R language survival analysis: analysis of lymphoma patients with time-varying competitive risk model

Posted by prometheuzz on Thu, 17 Feb 2022 18:47:12 +0100

Original link: http://tecdat.cn/?p=22422 


In this paper, we describe a flexible competitive risk regression model. The regression model is designated as the transition probability, that is, the cumulative incidence in the competitive risk setting. The model includes the model of Fine and Gray (1999) as a special case. This can be used to test the fitting degree of the proportion hypothesis of sub distribution risk (Scheike and Zhang, 2008). Confidence intervals can also be constructed for the predicted cumulative incidence rate curves. We applied these methods to Pintilie's (2007) follicular cell lymphoma data, where the competitive risk is disease recurrence and death without recurrence.
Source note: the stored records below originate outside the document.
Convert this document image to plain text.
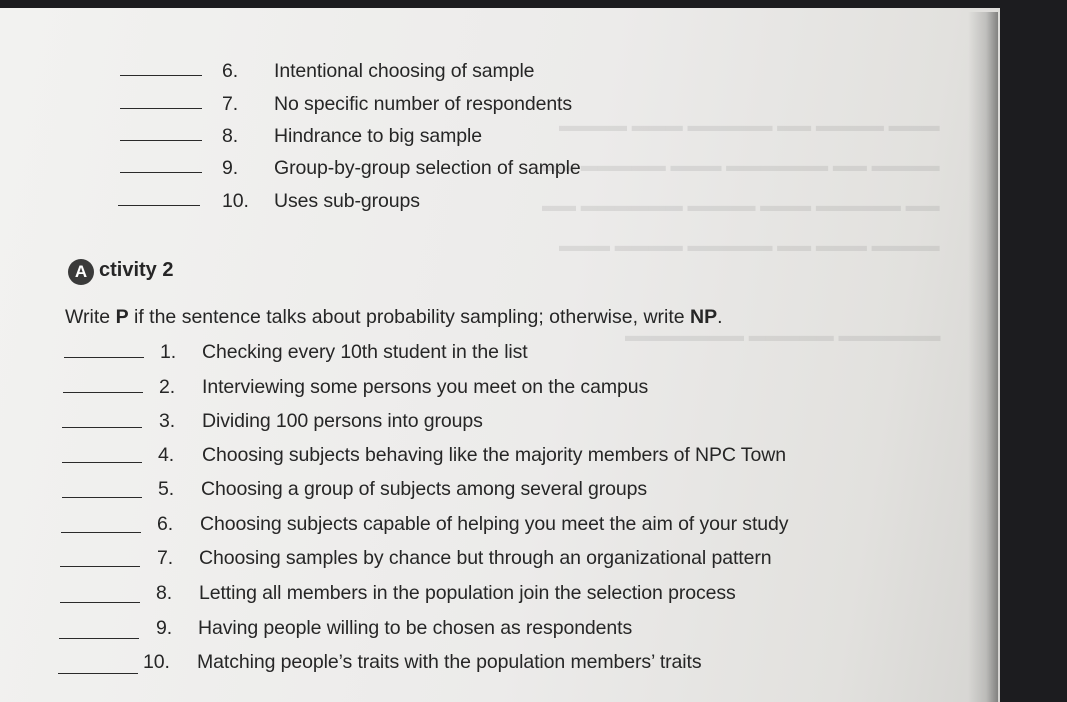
▬▬▬ ▬▬▬▬ ▬▬ ▬▬▬▬▬ ▬▬▬ ▬▬▬▬
▬▬▬▬ ▬▬ ▬▬▬▬▬▬ ▬▬▬ ▬▬▬▬▬ ▬▬
▬▬ ▬▬▬▬▬ ▬▬▬ ▬▬▬▬ ▬▬▬▬▬▬ ▬▬
▬▬▬▬ ▬▬▬ ▬▬ ▬▬▬▬▬ ▬▬▬▬ ▬▬▬
▬▬▬▬▬▬ ▬▬▬▬▬ ▬▬▬▬▬▬▬
6. Intentional choosing of sample
7. No specific number of respondents
8. Hindrance to big sample
9. Group-by-group selection of sample
10. Uses sub-groups
A ctivity 2
Write P if the sentence talks about probability sampling; otherwise, write NP.
1. Checking every 10th student in the list
2. Interviewing some persons you meet on the campus
3. Dividing 100 persons into groups
4. Choosing subjects behaving like the majority members of NPC Town
5. Choosing a group of subjects among several groups
6. Choosing subjects capable of helping you meet the aim of your study
7. Choosing samples by chance but through an organizational pattern
8. Letting all members in the population join the selection process
9. Having people willing to be chosen as respondents
10. Matching people’s traits with the population members’ traits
Working example: follicular cell lymphoma study

We considered Pintilie's (2007) follicular cell lymphoma data. The data set consisted of 541 patients with follicular cell lymphoma (I or II) in the early stage of the disease and received radiotherapy alone (chemotherapy = 0) or a combination of radiotherapy and chemotherapy (chemotherapy = 1). Disease recurrence or unresponsiveness and remission death are two competing risks. The patient's age (age: mean = 57, sd=14) and hemoglobin level (hgb: mean = 138, sd=15) were also recorded. The median follow-up time was 5.5 years. First, we read the data, calculate the cause of death index and encode the covariates.

R> table(cause)
0 1 2
193 272 76
R> stage <- as.numeric(clinstg == 2)
R> chemo <- as.numeric(ch == "Y")
R> times1 <- sort(unique(time[cause == 1]))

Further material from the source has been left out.